« T’as pété les plombs » : L’échange tendu entre Medvedev et son coach en plein match

Daniil Medvedev s’en est pris verbalement à son coach Gilles Cervara, après son troisième set perdu face à Filip Krajinovic samedi. Cet épisode, qui met en lumière leur relation si particulière, a entraîné le départ de l’entraîneur des tribunes et le réveil du Russe pour s’imposer en cinq manches au 3e tour de l’Open d’Australie.

Daniil Medvedev, Australian Open, 2021

Daniil Medvedev et Gilles Cervara entretiennent une relation joueur-coach bien à eux. Ils en ont encore fait la démonstration ce samedi, pendant le 3e tour de l’Open d’Australie remporté par le N.4 mondial aux dépens de Filip Krajinovic (6-3, 6-3, 4-6, 3-6, 6-0).

A la fin de la troisième manche, la première perdue par Medvedev dans ce tournoi, les deux hommes se sont invectivés verbalement. Voici les mots de la tête de série N.4, clairement intelligibles à la télévision, en partie grâce au huis-clos décrété pour au moins cinq jours à Melbourne Park suite au reconfinement de l’Etat de Victoria.

« Tu veux la raquette peut-être, et tu vas gagner le match ? J’entends pas. Tu penses que j’entends quelque chose ? J’entends pas ! T’as pété les plombs ! T’as pété les plombs, c’est dingue ! Tu peux me laisser jouer ? »


Sur une série de 17 victoires consécutives désormais, Medvedev a toutefois connu dans ce match un trou d’air inhabituel pour lui, si constant ces dernières semaines. Il s’est ressaisi avant qu’il ne soit trop tard, déroulant dans la cinquième manche pour décrocher la première victoire en cinq sets de sa carrière. Mais sans Cervara dans son box. L’entraîneur français a quitté les tribunes après l’embrouille avec son joueur.

« Il a dit avant de partir qu’il était certain que j’allais gagner, mais qu’il allait me laisser seul pour que je sois plus calme, a expliqué Medvedev après la rencontre. Je n’en dirai pas plus, c’était la bonne chose à faire. Heureusement que j’ai gagné. »

Ce n’est pas la première fois que Cervara laisse ainsi Medvedev se débrouiller : « Ça doit arriver une fois par an, deux maximum, peut-être une fois tous les deux ans, mais ç’a aidé aujourd’hui (samedi) et nous allons forcément en parler un peu, mais ce n’est pas si grave ». 

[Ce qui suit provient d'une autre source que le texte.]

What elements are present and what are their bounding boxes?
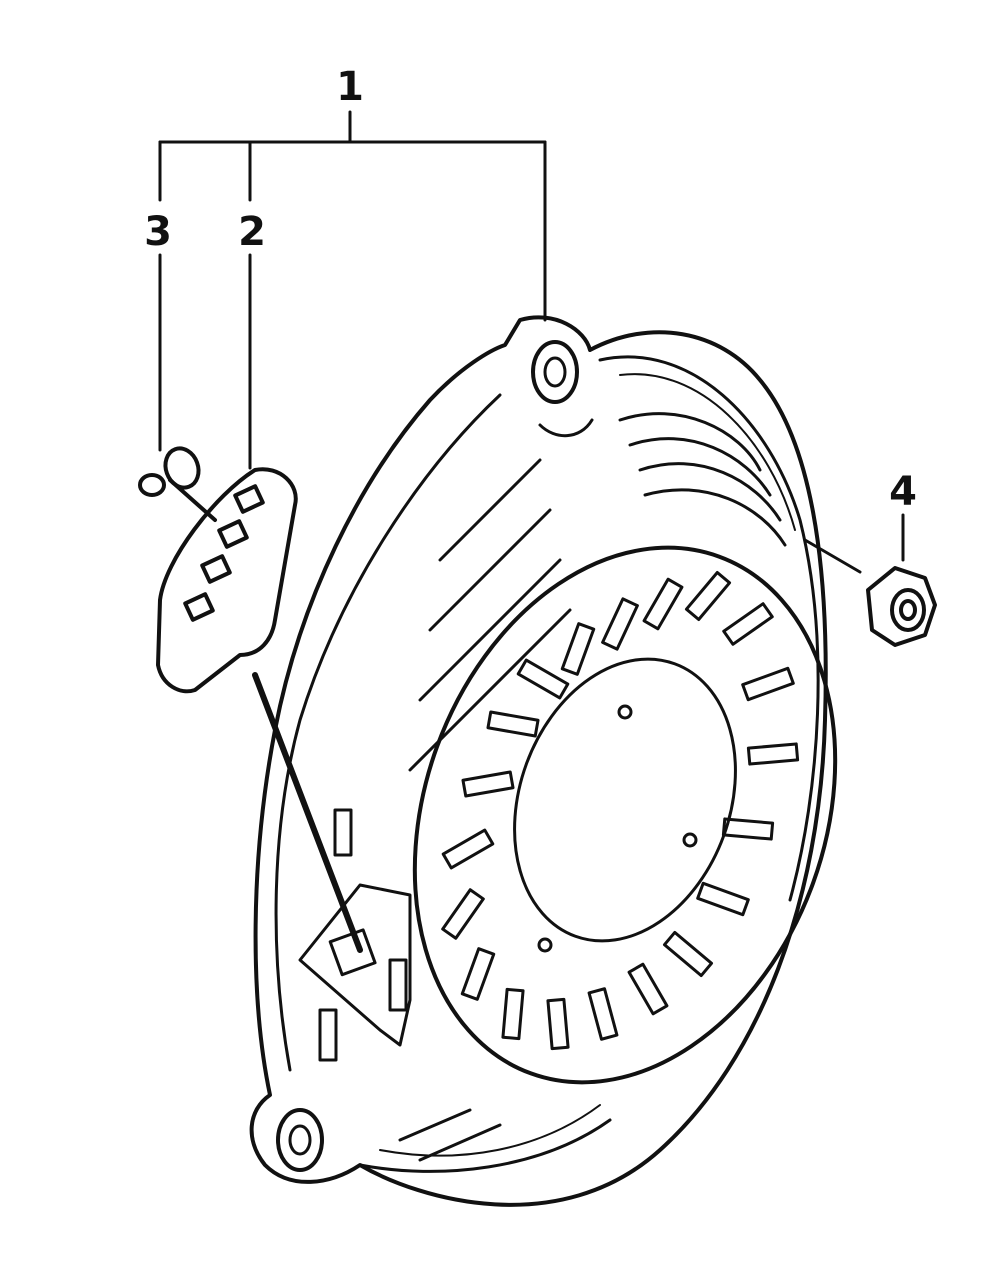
rope-coil	[398, 412, 787, 1162]
callout-4: 4	[889, 469, 917, 515]
flange-nut	[866, 566, 937, 647]
recoil-starter-housing	[249, 315, 838, 1207]
rope-knot-clip	[138, 446, 217, 522]
callout-1: 1	[336, 64, 364, 110]
starter-grip	[156, 467, 298, 694]
rope-guide	[298, 808, 412, 1062]
cooling-slots	[441, 570, 800, 1051]
leader-lines	[158, 110, 905, 574]
callout-2: 2	[238, 209, 266, 255]
callout-3: 3	[144, 209, 172, 255]
starter-rope	[252, 672, 363, 953]
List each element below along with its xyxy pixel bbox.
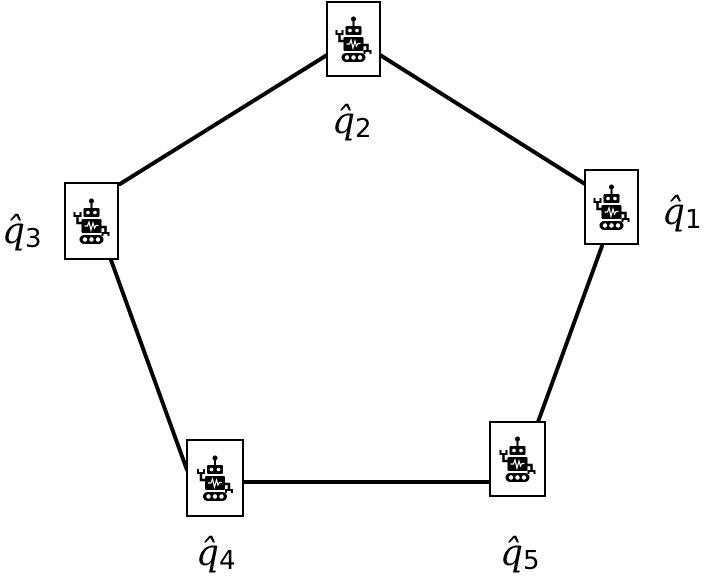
edge-q2-q3 bbox=[118, 53, 329, 186]
node-box bbox=[584, 169, 639, 245]
svg-text:q̂5: q̂5 bbox=[500, 533, 540, 576]
node-q2: q̂2 bbox=[326, 1, 381, 144]
edge-q2-q1 bbox=[378, 53, 587, 186]
node-symbol: q̂ bbox=[332, 101, 355, 142]
edges bbox=[109, 53, 604, 484]
node-symbol: q̂ bbox=[662, 192, 685, 233]
node-index: 3 bbox=[25, 224, 42, 254]
node-symbol: q̂ bbox=[500, 533, 523, 574]
node-index: 2 bbox=[355, 114, 372, 144]
node-index: 1 bbox=[685, 205, 702, 235]
svg-text:q̂2: q̂2 bbox=[332, 101, 372, 144]
node-index: 4 bbox=[219, 546, 236, 576]
node-index: 5 bbox=[523, 546, 540, 576]
node-q3: q̂3 bbox=[2, 182, 119, 260]
node-symbol: q̂ bbox=[196, 533, 219, 574]
node-symbol: q̂ bbox=[2, 211, 25, 252]
svg-text:q̂4: q̂4 bbox=[196, 533, 236, 576]
node-q1: q̂1 bbox=[584, 169, 702, 245]
edge-q3-q4 bbox=[109, 258, 189, 472]
node-q4: q̂4 bbox=[186, 439, 244, 576]
edge-q5-q1 bbox=[536, 244, 604, 424]
svg-text:q̂3: q̂3 bbox=[2, 211, 42, 254]
node-q5: q̂5 bbox=[489, 421, 546, 576]
svg-text:q̂1: q̂1 bbox=[662, 192, 702, 235]
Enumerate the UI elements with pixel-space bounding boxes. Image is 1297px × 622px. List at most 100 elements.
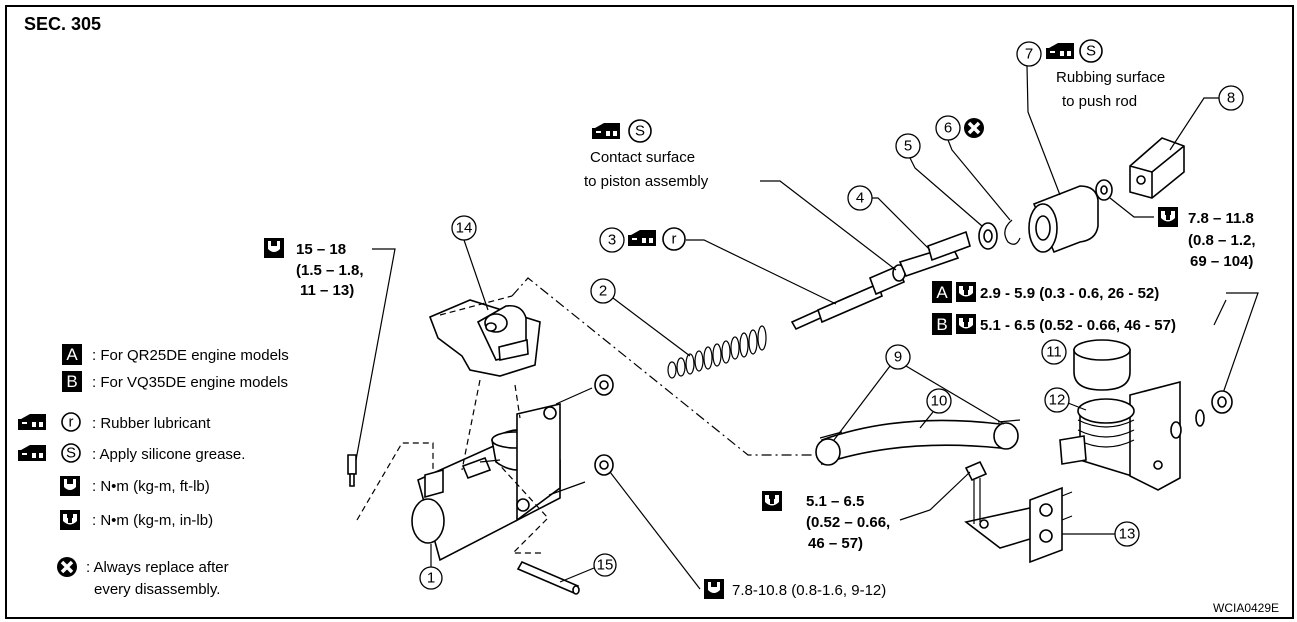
callout-9-label: 9 <box>894 349 902 366</box>
bracket-bolt <box>964 460 988 482</box>
grease-icon <box>18 414 46 430</box>
callout-10 <box>926 388 952 414</box>
legend-a-text: : For QR25DE engine models <box>92 347 289 364</box>
callout-6-label: 6 <box>944 120 952 137</box>
figure-code: WCIA0429E <box>1213 601 1279 615</box>
callout-2-label: 2 <box>599 283 607 300</box>
torque-a: 2.9 - 5.9 (0.3 - 0.6, 26 - 52) <box>980 285 1159 302</box>
silicone-letter: S <box>635 123 645 140</box>
callout-12 <box>1044 387 1070 413</box>
legend: A : For QR25DE engine models B : For VQ3… <box>18 344 289 598</box>
rubbing-note-line1: Rubbing surface <box>1056 69 1165 86</box>
torque-in-icon <box>762 491 782 511</box>
reservoir-tank <box>1059 380 1181 491</box>
rubber-lube-letter: r <box>69 414 74 431</box>
rubbing-note-line2: to push rod <box>1062 93 1137 110</box>
torque-ft-icon <box>264 238 284 258</box>
rubber-lube-letter: r <box>672 231 677 248</box>
legend-b-text: : For VQ35DE engine models <box>92 374 288 391</box>
torque-15-line1: 15 – 18 <box>296 241 346 258</box>
callout-2 <box>590 278 616 304</box>
torque-78-line2: (0.8 – 1.2, <box>1188 232 1256 249</box>
silicone-symbol <box>61 443 81 463</box>
legend-torque-in: : N•m (kg-m, in-lb) <box>92 512 213 529</box>
silicone-letter: S <box>1086 43 1096 60</box>
symbol-b-letter: B <box>66 372 77 391</box>
callout-8-label: 8 <box>1227 90 1235 107</box>
silicone-symbol <box>628 119 652 143</box>
callout-15-label: 15 <box>597 557 614 574</box>
torque-bottom: 7.8-10.8 (0.8-1.6, 9-12) <box>732 582 886 599</box>
reservoir-bracket <box>964 486 1073 564</box>
leader-torque-15 <box>355 248 396 461</box>
callout-15 <box>593 553 617 577</box>
callout-3-label: 3 <box>608 232 616 249</box>
torque-78-line1: 7.8 – 11.8 <box>1188 210 1254 227</box>
symbol-a-box <box>62 344 82 365</box>
legend-s-text: : Apply silicone grease. <box>92 446 245 463</box>
silicone-letter: S <box>66 445 76 462</box>
callout-12-label: 12 <box>1049 392 1066 409</box>
torque-51-line2: (0.52 – 0.66, <box>806 514 890 531</box>
torque-51-line1: 5.1 – 6.5 <box>806 493 864 510</box>
return-spring <box>667 325 767 379</box>
symbol-b-box <box>932 313 952 335</box>
clevis <box>1095 137 1185 201</box>
replace-icon <box>55 555 79 579</box>
section-title: SEC. 305 <box>24 14 101 34</box>
callout-7 <box>1016 41 1042 67</box>
master-cylinder-assembly <box>347 374 614 562</box>
clevis-pin <box>516 560 580 595</box>
grease-icon <box>18 445 46 461</box>
torque-15-line3: 11 – 13) <box>300 282 354 299</box>
torque-in-icon <box>956 282 976 302</box>
callout-14-label: 14 <box>456 220 473 237</box>
rubber-lube-symbol <box>662 227 686 251</box>
legend-r-text: : Rubber lubricant <box>92 415 211 432</box>
torque-in-icon <box>956 314 976 334</box>
silicone-symbol <box>1079 39 1103 63</box>
torque-ft-icon <box>704 579 724 599</box>
grease-icon <box>592 123 620 139</box>
grease-icon <box>1046 43 1074 59</box>
figure-frame <box>5 5 1294 619</box>
callout-11-label: 11 <box>1046 344 1062 361</box>
legend-replace-line2: every disassembly. <box>94 581 220 598</box>
symbol-a-box <box>932 281 952 303</box>
torque-78-line3: 69 – 104) <box>1190 253 1253 270</box>
reservoir-fitting <box>428 299 541 377</box>
rubber-lube-symbol <box>61 412 81 432</box>
callout-10-label: 10 <box>931 393 948 410</box>
contact-note-line2: to piston assembly <box>584 173 709 190</box>
reservoir-cap <box>1073 339 1131 391</box>
torque-15-line2: (1.5 – 1.8, <box>296 262 364 279</box>
torque-in-icon <box>60 510 80 530</box>
callout-5 <box>895 133 921 159</box>
torque-b: 5.1 - 6.5 (0.52 - 0.66, 46 - 57) <box>980 317 1176 334</box>
torque-51-line3: 46 – 57) <box>808 535 863 552</box>
callout-1-label: 1 <box>427 570 435 587</box>
callout-13-label: 13 <box>1119 526 1136 543</box>
callout-5-label: 5 <box>904 138 912 155</box>
callout-9 <box>885 344 911 370</box>
snap-ring <box>1004 219 1021 245</box>
symbol-b-box <box>62 371 82 392</box>
contact-note-line1: Contact surface <box>590 149 695 166</box>
torque-in-icon <box>1158 207 1178 227</box>
dust-boot <box>1028 185 1099 254</box>
grease-icon <box>628 230 656 246</box>
callout-11 <box>1041 339 1067 365</box>
symbol-b-letter: B <box>936 315 947 334</box>
callout-7-label: 7 <box>1025 46 1033 63</box>
callout-3 <box>599 227 625 253</box>
piston-assembly <box>790 230 971 331</box>
legend-torque-ft: : N•m (kg-m, ft-lb) <box>92 478 210 495</box>
replace-icon <box>962 116 986 140</box>
legend-replace-line1: : Always replace after <box>86 559 229 576</box>
torque-ft-icon <box>60 476 80 496</box>
callout-4-label: 4 <box>856 190 864 207</box>
route-line-hose <box>511 277 820 456</box>
symbol-a-letter: A <box>66 345 78 364</box>
reservoir-hose <box>815 419 1021 466</box>
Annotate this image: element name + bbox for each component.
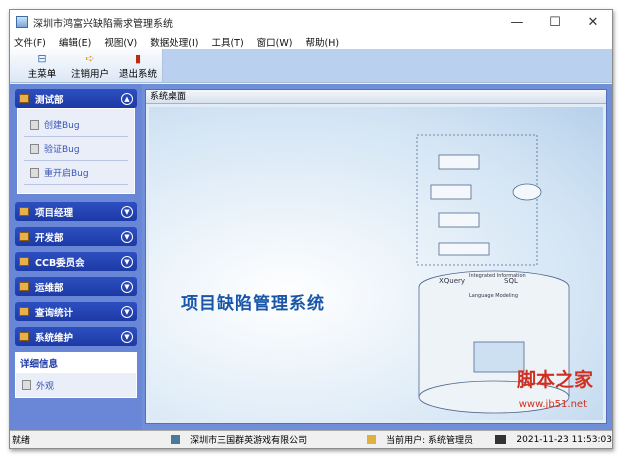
sidebar-group[interactable]: CCB委员会▼ (15, 252, 137, 271)
status-datetime: 2021-11-23 11:53:03 (516, 434, 612, 445)
menu-help[interactable]: 帮助(H) (305, 37, 340, 49)
chevron-down-icon[interactable]: ▼ (121, 230, 133, 243)
menu-bar: 文件(F) 编辑(E) 视图(V) 数据处理(I) 工具(T) 窗口(W) 帮助… (10, 34, 612, 49)
folder-icon (19, 94, 29, 103)
folder-icon (19, 332, 29, 341)
folder-icon (19, 257, 29, 266)
desktop-image: XQuery SQL Integrated Information Langua… (149, 107, 603, 420)
svg-text:SQL: SQL (504, 277, 518, 285)
exit-door-icon: ▮ (134, 51, 142, 65)
title-bar: 深圳市鸿富兴缺陷需求管理系统 — ☐ ✕ (10, 10, 612, 34)
document-icon (22, 380, 31, 390)
close-button[interactable]: ✕ (587, 14, 599, 30)
main-menu-icon: ⊟ (37, 51, 47, 65)
logout-user-icon: ➪ (85, 51, 95, 65)
window-title: 深圳市鸿富兴缺陷需求管理系统 (33, 18, 173, 30)
menu-window[interactable]: 窗口(W) (256, 37, 293, 49)
toolbar: ⊟主菜单 ➪注销用户 ▮退出系统 (10, 49, 612, 83)
chevron-down-icon[interactable]: ▼ (121, 205, 133, 218)
folder-icon (19, 232, 29, 241)
item-create-bug[interactable]: 创建Bug (24, 113, 128, 137)
svg-text:Language Modeling: Language Modeling (469, 293, 518, 299)
folder-icon (19, 282, 29, 291)
folder-icon (19, 207, 29, 216)
folder-icon (19, 307, 29, 316)
status-user: 当前用户: 系统管理员 (386, 436, 473, 446)
system-title: 项目缺陷管理系统 (181, 294, 325, 314)
app-icon (16, 16, 28, 28)
status-ready: 就绪 (12, 436, 31, 446)
panel-tab: 系统桌面 (146, 90, 606, 104)
chevron-up-icon[interactable]: ▲ (121, 92, 133, 105)
sidebar-group[interactable]: 项目经理▼ (15, 202, 137, 221)
detail-panel: 详细信息 外观 (15, 352, 137, 398)
menu-data[interactable]: 数据处理(I) (150, 37, 199, 49)
logout-user-button[interactable]: ➪注销用户 (70, 51, 109, 80)
item-reopen-bug[interactable]: 重开启Bug (24, 161, 128, 185)
status-bar: 就绪 深圳市三国群英游戏有限公司 当前用户: 系统管理员 2021-11-23 … (10, 430, 612, 448)
svg-text:Integrated Information: Integrated Information (469, 273, 526, 279)
chevron-down-icon[interactable]: ▼ (121, 305, 133, 318)
item-verify-bug[interactable]: 验证Bug (24, 137, 128, 161)
menu-edit[interactable]: 编辑(E) (58, 37, 92, 49)
sidebar-group[interactable]: 查询统计▼ (15, 302, 137, 321)
group-testing[interactable]: 测试部▲ (15, 89, 137, 108)
minimize-button[interactable]: — (510, 14, 524, 30)
sidebar: 测试部▲ 创建Bug 验证Bug 重开启Bug 项目经理▼ 开发部▼ CCB委员会▼… (10, 84, 142, 430)
chevron-down-icon[interactable]: ▼ (121, 280, 133, 293)
company-icon (171, 435, 181, 444)
app-window: 深圳市鸿富兴缺陷需求管理系统 — ☐ ✕ 文件(F) 编辑(E) 视图(V) 数… (9, 9, 613, 449)
sidebar-group[interactable]: 系统维护▼ (15, 327, 137, 346)
sidebar-group[interactable]: 运维部▼ (15, 277, 137, 296)
detail-header: 详细信息 (16, 353, 136, 373)
menu-view[interactable]: 视图(V) (104, 37, 138, 49)
desktop-panel: 系统桌面 XQuery SQL Integrated Information L… (145, 89, 607, 424)
chevron-down-icon[interactable]: ▼ (121, 330, 133, 343)
status-company: 深圳市三国群英游戏有限公司 (190, 436, 308, 446)
menu-file[interactable]: 文件(F) (14, 37, 46, 49)
user-icon (367, 435, 377, 444)
exit-system-button[interactable]: ▮退出系统 (118, 51, 157, 80)
system-diagram: XQuery SQL Integrated Information Langua… (416, 134, 570, 414)
menu-tools[interactable]: 工具(T) (211, 37, 244, 49)
clock-icon (495, 435, 507, 444)
document-icon (30, 167, 39, 178)
document-icon (30, 143, 39, 154)
watermark-logo: 脚本之家 (516, 369, 593, 391)
item-appearance[interactable]: 外观 (16, 373, 136, 397)
main-menu-button[interactable]: ⊟主菜单 (27, 51, 57, 80)
svg-text:XQuery: XQuery (439, 277, 465, 285)
sidebar-group[interactable]: 开发部▼ (15, 227, 137, 246)
watermark-url: www.jb51.net (518, 399, 587, 410)
chevron-down-icon[interactable]: ▼ (121, 255, 133, 268)
maximize-button[interactable]: ☐ (549, 14, 561, 30)
document-icon (30, 119, 39, 130)
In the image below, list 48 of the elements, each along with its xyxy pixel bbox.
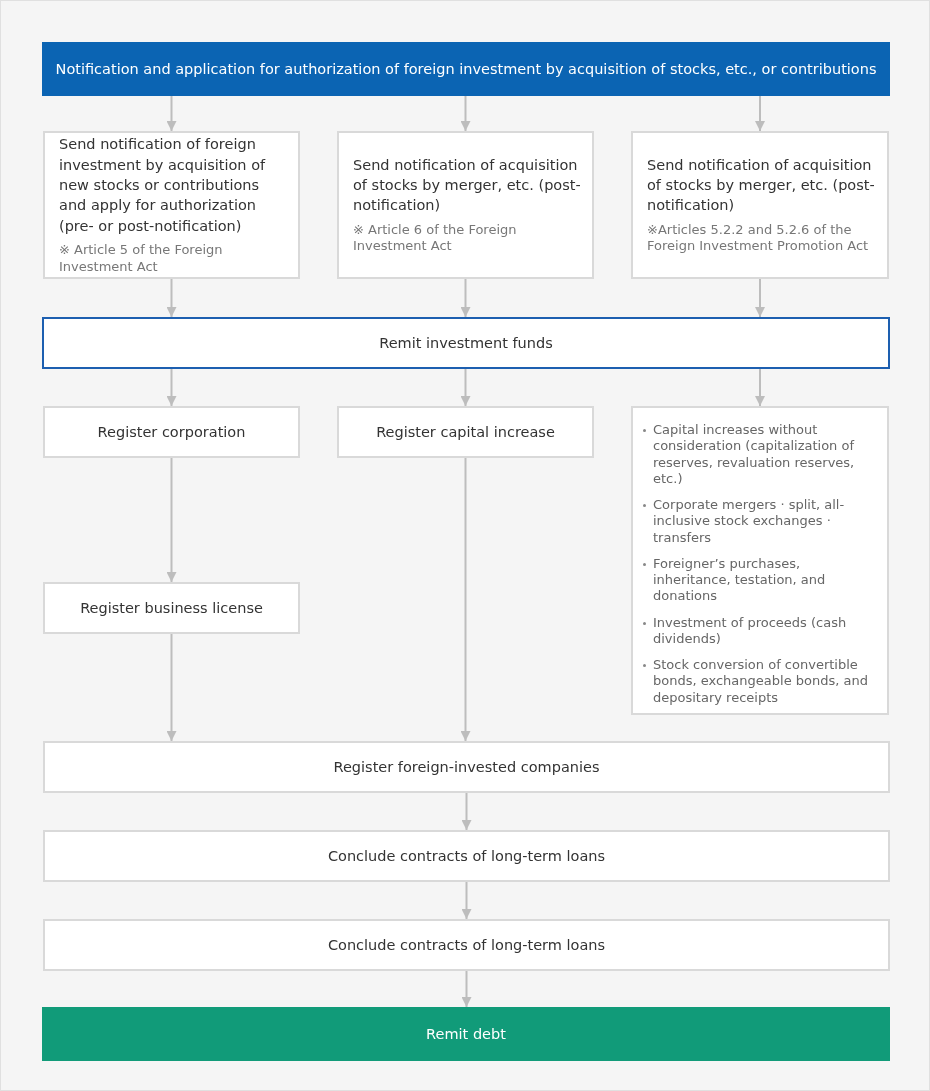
arrow bbox=[460, 457, 471, 742]
note-text: ※ Article 6 of the Foreign Investment Act bbox=[353, 221, 518, 256]
arrow bbox=[461, 970, 472, 1008]
step-text: Remit debt bbox=[426, 1024, 506, 1044]
process-box bbox=[631, 131, 889, 279]
list-box bbox=[631, 406, 889, 715]
step-text: Register foreign-invested companies bbox=[333, 757, 600, 777]
process-box bbox=[43, 741, 890, 793]
arrow bbox=[755, 95, 765, 132]
list-item: Investment of proceeds (cash dividends) bbox=[641, 614, 879, 647]
process-box bbox=[337, 131, 594, 279]
arrow bbox=[460, 368, 471, 407]
step-text: Conclude contracts of long-term loans bbox=[327, 846, 606, 866]
list-item: Stock conversion of convertible bonds, exchangeable bonds, and depositary receipts bbox=[641, 657, 879, 706]
header-banner bbox=[42, 42, 890, 96]
process-box bbox=[43, 406, 300, 458]
arrow bbox=[755, 368, 765, 407]
process-box bbox=[43, 131, 300, 279]
step-text: Register corporation bbox=[97, 422, 246, 442]
step-text: Conclude contracts of long-term loans bbox=[327, 935, 606, 955]
process-box bbox=[42, 317, 890, 369]
arrow bbox=[461, 881, 472, 920]
step-text: Notification and application for authorization of foreign investment by acquisition of stocks, etc., or contributions bbox=[55, 59, 877, 79]
note-text: ※ Article 5 of the Foreign Investment Act bbox=[59, 241, 224, 276]
process-box bbox=[337, 406, 594, 458]
process-box bbox=[43, 582, 300, 634]
step-text: Send notification of acquisition of stocks by merger, etc. (post-notification) bbox=[647, 155, 876, 216]
arrow bbox=[755, 278, 765, 318]
arrow bbox=[166, 95, 177, 132]
step-text: Register business license bbox=[80, 598, 263, 618]
arrow bbox=[166, 633, 177, 742]
process-box bbox=[43, 830, 890, 882]
arrow bbox=[460, 278, 471, 318]
arrow bbox=[166, 457, 177, 583]
process-box bbox=[43, 919, 890, 971]
process-box bbox=[42, 1007, 890, 1061]
list-item: Corporate mergers · split, all-inclusive stock exchanges · transfers bbox=[641, 497, 879, 546]
note-text: ※Articles 5.2.2 and 5.2.6 of the Foreign Investment Promotion Act bbox=[647, 221, 870, 256]
step-text: Send notification of foreign investment by acquisition of new stocks or contributions and apply for authorization (pre- or post-notification) bbox=[59, 135, 267, 236]
arrow bbox=[460, 95, 471, 132]
step-text: Remit investment funds bbox=[379, 333, 553, 353]
arrow bbox=[166, 368, 177, 407]
step-text: Send notification of acquisition of stocks by merger, etc. (post-notification) bbox=[353, 155, 582, 216]
step-text: Register capital increase bbox=[376, 422, 555, 442]
list-item: Capital increases without consideration (capitalization of reserves, revaluation reserves, etc.) bbox=[641, 422, 879, 487]
list-item: Foreigner’s purchases, inheritance, testation, and donations bbox=[641, 555, 879, 605]
arrow bbox=[166, 278, 177, 318]
arrow bbox=[461, 792, 472, 831]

Medvedev attribue son réveil au départ de son coach

Le natif de Moscou (24 ans) a même reconnu que la décision de son entraîneur de quitter les travées de la Rod Laver Arena l’avait aidé à se remettre à l’endroit et à hausser son niveau de jeu dans la manche décisive.

« Evidemment que c’est lié. Je ne sais pas ce qui lui passait par la tête, mais au moins il a dit qu’il était certain que j’allais gagner et qu’il voulait juste me laisser seul pour que je reste calme, parce qu’en tant qu’humain, je peux être frustré par moments, nous deux d’ailleurs, parce qu’on veut tous les deux gagner. »

Dans un long entretien pour le podcast Tennis Legend, Cervara avait raconté une anecdote pendant la finale de l’US Open 2019, perdu au bout du suspense par Medvedev face à Rafael Nadal (7-5, 6-3, 5-7, 4-6, 6-4), qui en dit long sur leur relation si particulière.

« Les deux premiers sets, j’avais trouvé que c’était plutôt bien ce qu’il faisait. A deux sets à zéro, il est à l’autre bout du terrain, et je me lève pour applaudir, pour dire : ‘C’est bien ce que t’es en train de faire, t’es face à un mec qui joue bien’. Là je ne peux pas parler, je suis à un kilomètre du terrain. Et il me regarde du genre : ‘Ouais, ouais, c’est bien, c’est ça.’ Là, dans ma tête, je me dis : ‘Ah ouais, c’est bien comme ça ? OK, t’en as rien à foutre. Tu penses que c’est perdu ? Je m’en fous aussi’. Là je me mets sur ma chaise, je tends mes jambes et je les croise, comme si j’étais sur un transat. ‘Si t’y crois pas, on attend, ça va durer 20 minutes et basta, t’auras fait finale et c’est bien comme ça.’ Et là, il y a tout qui change. »

Un ressort psychologique qui a encore fonctionné. Et qui l’a porté jusqu’à la victoire, cette fois.